Un Boeing de Ryanair saisi pour forcer le remboursement de subventions illégales

©AFP

Les autorités françaises ont employé la manière forte à Bordeaux pour obtenir de Ryanair qu'elle consente à rembourser 525.000 euros de subventions jugées illégales.

Les passagers d'un Boeing 737 de la compagnie irlandaise Ryanair ont été forcés de débarquer de l'appareil à Bordeaux. L'engin a ensuite été saisi, afin que la low cost consente à rembourser 525.000 euros de subventions jugées illégales. 

La Direction générale de l'Aviation civile (DGAC) a en effet obtenu la saisie conservatoire d'un avion de Ryanair jeudi à l'aéroport de Bordeaux-Mérignac, pour contraindre la compagnie au remboursement d'aides du syndicat mixte des aéroports de Charente. Le président dudit syndicat, Didier Villat, a affirmé qu'il avait toutes les raisons de croire que Ryanair allait payer sa dette "dans la journée" ou samedi.

Ryanair "s'est pratiquement engagée à nous payer dans la journée", a indiqué Didier Villat, réaffirmant que "cet avion ne redécollera" que quand Ryanair se sera acquittée de la somme.
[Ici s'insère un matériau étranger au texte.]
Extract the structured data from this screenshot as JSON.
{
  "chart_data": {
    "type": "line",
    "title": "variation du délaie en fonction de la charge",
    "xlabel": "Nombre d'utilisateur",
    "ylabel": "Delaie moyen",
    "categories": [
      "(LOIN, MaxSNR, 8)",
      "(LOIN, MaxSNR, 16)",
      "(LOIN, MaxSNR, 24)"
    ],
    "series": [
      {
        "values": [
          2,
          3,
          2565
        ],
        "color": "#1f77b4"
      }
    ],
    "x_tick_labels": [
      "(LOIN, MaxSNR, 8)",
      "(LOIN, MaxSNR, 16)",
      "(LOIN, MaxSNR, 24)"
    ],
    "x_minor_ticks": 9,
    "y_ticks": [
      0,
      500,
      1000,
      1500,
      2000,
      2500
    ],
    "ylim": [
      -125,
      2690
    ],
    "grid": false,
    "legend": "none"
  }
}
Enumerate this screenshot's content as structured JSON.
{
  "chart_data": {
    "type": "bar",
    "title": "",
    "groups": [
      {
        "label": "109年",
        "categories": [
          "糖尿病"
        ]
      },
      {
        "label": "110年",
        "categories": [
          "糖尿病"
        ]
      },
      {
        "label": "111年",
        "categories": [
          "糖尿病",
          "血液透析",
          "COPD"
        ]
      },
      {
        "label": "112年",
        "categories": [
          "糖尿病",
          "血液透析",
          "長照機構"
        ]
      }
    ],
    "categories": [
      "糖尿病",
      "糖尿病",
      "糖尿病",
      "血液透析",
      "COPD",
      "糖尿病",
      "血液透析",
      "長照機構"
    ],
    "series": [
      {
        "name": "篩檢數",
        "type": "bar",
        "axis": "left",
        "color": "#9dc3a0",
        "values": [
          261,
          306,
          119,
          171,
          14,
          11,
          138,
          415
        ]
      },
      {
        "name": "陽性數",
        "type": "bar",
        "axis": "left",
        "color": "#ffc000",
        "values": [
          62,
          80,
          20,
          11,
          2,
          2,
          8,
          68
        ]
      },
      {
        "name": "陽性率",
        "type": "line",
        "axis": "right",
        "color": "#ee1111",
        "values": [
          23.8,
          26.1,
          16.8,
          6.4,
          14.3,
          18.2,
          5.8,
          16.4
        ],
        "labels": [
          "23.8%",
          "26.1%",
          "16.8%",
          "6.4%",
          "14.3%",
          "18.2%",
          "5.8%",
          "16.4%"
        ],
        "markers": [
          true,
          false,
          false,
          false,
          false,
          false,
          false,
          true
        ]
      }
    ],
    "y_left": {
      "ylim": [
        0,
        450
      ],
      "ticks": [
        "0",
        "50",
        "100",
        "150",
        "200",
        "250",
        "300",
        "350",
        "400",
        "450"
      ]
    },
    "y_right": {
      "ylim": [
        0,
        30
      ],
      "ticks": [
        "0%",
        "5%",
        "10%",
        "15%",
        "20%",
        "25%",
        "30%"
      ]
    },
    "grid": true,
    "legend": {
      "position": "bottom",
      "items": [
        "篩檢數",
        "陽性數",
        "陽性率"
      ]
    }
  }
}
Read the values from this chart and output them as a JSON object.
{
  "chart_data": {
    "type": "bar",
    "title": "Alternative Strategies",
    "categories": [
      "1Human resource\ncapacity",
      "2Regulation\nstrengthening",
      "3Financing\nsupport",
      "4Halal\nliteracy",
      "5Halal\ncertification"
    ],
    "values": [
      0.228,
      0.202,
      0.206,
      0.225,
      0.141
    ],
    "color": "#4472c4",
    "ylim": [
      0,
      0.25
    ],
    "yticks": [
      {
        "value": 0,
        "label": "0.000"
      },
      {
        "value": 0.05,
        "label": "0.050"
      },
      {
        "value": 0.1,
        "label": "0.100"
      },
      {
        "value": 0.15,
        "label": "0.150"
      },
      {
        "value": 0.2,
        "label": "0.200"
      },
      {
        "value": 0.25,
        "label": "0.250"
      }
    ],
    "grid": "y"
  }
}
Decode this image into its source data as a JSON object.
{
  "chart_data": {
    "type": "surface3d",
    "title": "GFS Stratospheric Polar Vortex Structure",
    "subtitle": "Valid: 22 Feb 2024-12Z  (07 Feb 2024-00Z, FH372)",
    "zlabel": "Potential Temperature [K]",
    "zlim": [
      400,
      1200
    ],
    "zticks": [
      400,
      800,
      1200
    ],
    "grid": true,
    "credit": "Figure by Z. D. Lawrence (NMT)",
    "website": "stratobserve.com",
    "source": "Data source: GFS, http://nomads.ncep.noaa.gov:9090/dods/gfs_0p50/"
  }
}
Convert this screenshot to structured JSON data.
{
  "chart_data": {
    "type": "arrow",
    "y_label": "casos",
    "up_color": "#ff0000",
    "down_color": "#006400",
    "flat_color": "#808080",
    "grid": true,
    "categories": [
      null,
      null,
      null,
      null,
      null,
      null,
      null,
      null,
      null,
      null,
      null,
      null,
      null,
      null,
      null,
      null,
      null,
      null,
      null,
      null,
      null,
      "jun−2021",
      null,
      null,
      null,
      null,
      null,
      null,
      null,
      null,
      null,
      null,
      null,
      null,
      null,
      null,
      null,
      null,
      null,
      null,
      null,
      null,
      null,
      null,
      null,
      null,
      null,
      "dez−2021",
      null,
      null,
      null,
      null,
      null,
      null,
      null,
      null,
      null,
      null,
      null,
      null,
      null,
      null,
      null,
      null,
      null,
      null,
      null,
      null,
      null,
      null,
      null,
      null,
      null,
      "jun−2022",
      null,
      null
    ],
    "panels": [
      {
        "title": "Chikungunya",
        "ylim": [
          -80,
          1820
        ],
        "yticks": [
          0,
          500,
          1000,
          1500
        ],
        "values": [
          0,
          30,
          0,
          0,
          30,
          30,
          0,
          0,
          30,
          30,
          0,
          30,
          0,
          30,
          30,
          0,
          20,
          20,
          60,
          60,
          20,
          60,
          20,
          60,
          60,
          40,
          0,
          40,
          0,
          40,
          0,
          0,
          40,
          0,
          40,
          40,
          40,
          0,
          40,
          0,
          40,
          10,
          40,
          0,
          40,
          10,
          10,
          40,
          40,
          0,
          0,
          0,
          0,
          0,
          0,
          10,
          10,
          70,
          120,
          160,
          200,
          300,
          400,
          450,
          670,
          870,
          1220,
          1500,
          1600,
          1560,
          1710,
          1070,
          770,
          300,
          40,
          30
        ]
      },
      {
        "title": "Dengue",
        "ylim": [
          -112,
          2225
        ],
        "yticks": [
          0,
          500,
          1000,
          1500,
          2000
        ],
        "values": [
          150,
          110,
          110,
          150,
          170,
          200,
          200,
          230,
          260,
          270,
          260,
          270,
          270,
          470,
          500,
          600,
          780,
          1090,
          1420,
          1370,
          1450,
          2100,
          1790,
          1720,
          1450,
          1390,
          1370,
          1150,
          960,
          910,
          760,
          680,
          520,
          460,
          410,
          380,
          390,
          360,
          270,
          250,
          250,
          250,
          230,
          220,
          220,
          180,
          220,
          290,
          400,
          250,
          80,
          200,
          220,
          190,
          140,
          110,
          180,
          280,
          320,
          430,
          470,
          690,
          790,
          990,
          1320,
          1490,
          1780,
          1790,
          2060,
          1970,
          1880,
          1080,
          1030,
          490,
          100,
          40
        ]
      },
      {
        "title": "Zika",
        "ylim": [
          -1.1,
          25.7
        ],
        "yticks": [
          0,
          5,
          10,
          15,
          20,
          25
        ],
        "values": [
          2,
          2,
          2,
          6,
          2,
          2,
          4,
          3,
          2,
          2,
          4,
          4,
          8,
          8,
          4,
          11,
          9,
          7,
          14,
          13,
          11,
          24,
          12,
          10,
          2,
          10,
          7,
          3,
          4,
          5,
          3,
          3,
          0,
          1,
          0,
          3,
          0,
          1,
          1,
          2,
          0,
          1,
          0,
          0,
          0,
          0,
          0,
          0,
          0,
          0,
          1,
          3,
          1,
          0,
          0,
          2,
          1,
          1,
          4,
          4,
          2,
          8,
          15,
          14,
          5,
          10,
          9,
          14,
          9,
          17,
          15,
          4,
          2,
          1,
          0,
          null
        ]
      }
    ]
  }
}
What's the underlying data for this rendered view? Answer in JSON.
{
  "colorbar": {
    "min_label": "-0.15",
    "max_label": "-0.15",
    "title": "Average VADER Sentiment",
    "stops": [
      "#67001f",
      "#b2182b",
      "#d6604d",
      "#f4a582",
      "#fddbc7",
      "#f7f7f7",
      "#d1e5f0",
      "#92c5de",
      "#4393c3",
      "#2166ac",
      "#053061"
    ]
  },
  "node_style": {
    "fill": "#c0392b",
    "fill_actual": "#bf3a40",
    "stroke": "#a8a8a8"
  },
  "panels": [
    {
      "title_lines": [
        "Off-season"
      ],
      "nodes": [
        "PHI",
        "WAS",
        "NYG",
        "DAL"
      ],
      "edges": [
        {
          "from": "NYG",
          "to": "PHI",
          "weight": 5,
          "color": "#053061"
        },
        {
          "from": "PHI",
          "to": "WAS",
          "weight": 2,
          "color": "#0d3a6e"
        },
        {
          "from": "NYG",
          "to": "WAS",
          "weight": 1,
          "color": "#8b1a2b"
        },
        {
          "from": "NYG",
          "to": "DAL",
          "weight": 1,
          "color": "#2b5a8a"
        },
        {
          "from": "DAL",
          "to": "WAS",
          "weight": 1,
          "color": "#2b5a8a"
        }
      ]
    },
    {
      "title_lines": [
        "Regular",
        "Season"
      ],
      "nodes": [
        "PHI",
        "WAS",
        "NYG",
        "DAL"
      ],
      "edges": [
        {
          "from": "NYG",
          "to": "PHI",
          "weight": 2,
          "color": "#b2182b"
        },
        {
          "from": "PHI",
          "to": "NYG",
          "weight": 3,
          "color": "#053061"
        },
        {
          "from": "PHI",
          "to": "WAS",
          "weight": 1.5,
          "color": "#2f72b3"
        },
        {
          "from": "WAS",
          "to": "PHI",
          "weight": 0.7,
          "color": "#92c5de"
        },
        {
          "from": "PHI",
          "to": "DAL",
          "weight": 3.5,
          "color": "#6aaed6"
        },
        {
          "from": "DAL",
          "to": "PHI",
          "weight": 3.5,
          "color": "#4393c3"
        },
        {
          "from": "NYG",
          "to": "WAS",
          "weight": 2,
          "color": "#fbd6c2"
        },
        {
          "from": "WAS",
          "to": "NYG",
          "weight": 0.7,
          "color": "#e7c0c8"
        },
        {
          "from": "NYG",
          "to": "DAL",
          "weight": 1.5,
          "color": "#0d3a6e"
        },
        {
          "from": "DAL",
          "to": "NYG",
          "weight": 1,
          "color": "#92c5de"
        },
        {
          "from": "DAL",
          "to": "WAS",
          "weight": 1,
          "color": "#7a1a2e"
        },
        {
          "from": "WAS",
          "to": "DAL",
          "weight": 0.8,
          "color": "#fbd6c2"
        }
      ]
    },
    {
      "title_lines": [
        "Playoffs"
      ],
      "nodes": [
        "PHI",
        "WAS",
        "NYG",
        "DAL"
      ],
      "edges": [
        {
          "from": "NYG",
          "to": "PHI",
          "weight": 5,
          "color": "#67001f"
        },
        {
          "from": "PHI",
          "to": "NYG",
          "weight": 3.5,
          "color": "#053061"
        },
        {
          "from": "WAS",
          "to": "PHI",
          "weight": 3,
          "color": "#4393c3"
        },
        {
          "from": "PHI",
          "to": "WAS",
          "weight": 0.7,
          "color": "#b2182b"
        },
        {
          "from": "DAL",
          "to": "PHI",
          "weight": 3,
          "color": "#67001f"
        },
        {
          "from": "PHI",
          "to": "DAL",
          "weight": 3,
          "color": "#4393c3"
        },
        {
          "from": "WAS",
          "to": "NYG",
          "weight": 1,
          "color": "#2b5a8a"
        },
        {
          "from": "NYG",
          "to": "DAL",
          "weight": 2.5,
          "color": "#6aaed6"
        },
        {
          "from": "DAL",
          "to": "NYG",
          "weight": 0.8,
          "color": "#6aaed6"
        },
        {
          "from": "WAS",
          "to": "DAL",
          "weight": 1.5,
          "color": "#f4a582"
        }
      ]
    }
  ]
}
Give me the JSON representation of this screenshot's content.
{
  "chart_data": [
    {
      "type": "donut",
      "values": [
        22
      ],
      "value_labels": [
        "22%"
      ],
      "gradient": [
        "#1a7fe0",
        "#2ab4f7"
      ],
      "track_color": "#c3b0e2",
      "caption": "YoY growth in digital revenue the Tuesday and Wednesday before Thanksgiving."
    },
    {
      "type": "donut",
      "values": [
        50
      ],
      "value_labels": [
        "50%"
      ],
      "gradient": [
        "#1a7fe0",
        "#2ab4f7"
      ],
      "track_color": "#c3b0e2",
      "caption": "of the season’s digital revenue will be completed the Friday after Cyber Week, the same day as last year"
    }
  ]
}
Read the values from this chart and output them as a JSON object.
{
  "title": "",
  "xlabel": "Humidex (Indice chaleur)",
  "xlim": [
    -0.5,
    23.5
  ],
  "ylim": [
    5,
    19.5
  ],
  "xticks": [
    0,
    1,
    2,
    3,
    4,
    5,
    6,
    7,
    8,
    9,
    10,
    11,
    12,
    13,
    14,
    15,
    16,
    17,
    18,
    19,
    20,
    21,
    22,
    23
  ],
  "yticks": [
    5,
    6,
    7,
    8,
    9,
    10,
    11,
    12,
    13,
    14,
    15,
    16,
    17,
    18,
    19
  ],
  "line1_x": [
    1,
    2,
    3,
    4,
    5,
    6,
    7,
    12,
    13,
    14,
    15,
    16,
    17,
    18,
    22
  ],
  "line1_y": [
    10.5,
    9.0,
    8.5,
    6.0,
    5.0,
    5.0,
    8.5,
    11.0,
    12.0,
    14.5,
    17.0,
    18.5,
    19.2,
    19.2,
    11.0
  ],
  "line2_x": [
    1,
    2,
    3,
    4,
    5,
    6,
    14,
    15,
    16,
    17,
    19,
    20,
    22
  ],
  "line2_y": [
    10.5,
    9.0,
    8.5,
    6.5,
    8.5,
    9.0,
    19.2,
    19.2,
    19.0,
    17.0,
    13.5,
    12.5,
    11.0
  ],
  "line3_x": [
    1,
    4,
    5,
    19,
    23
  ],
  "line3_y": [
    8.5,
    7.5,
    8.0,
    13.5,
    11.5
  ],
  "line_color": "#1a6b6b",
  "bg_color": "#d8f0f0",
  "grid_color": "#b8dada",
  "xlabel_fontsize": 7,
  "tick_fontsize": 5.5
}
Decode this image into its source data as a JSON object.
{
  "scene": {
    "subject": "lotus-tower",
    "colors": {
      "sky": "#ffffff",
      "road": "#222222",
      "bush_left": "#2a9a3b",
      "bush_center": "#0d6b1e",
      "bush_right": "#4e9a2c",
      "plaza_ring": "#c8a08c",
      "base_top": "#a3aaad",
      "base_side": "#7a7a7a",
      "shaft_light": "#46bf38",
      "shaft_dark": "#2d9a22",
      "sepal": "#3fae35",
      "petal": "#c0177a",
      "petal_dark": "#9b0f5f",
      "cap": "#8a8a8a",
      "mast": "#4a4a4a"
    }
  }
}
La somme a en effet été versée courant de l'après-midi de vendredi, et la saisie a été levée.

La dernière lettre de mise en demeure avait été envoyée à la compagnie le 28 mai dernier, a précisé la DGAC. Sans réponse, une requête d'ordonnance de saisie a été déposée auprès du juge de l'exécution des peines du tribunal de Bordeaux.

L'avion, dont la valeur au prix catalogue est de 98 millions de dollars, a été immobilisé pour contraindre la compagnie aérienne à rembourser des aides versées dans le cadre de l'activité de la compagnie sur l'aéroport d'Angoulême de 2008 à 2009. Ces aides avaient été jugées illégales par la Commission européenne en juillet 2014. Ryanair avait remboursé la moitié des subventions (plus de 900.000 euros en tout), mais avait refusé de payer les 525.000 euros restants en invoquant une "rupture de contrat" en 2010, un deuxième contentieux qui fait l'objet d'une action parallèle en justice entre les deux parties, selon Didier Villat.

A cette époque, Ryanair avait également demandé des aides supplémentaires, refusées par le département. La compagnie avait alors annoncé immédiatement "quitter la Charente", a-t-il raconté.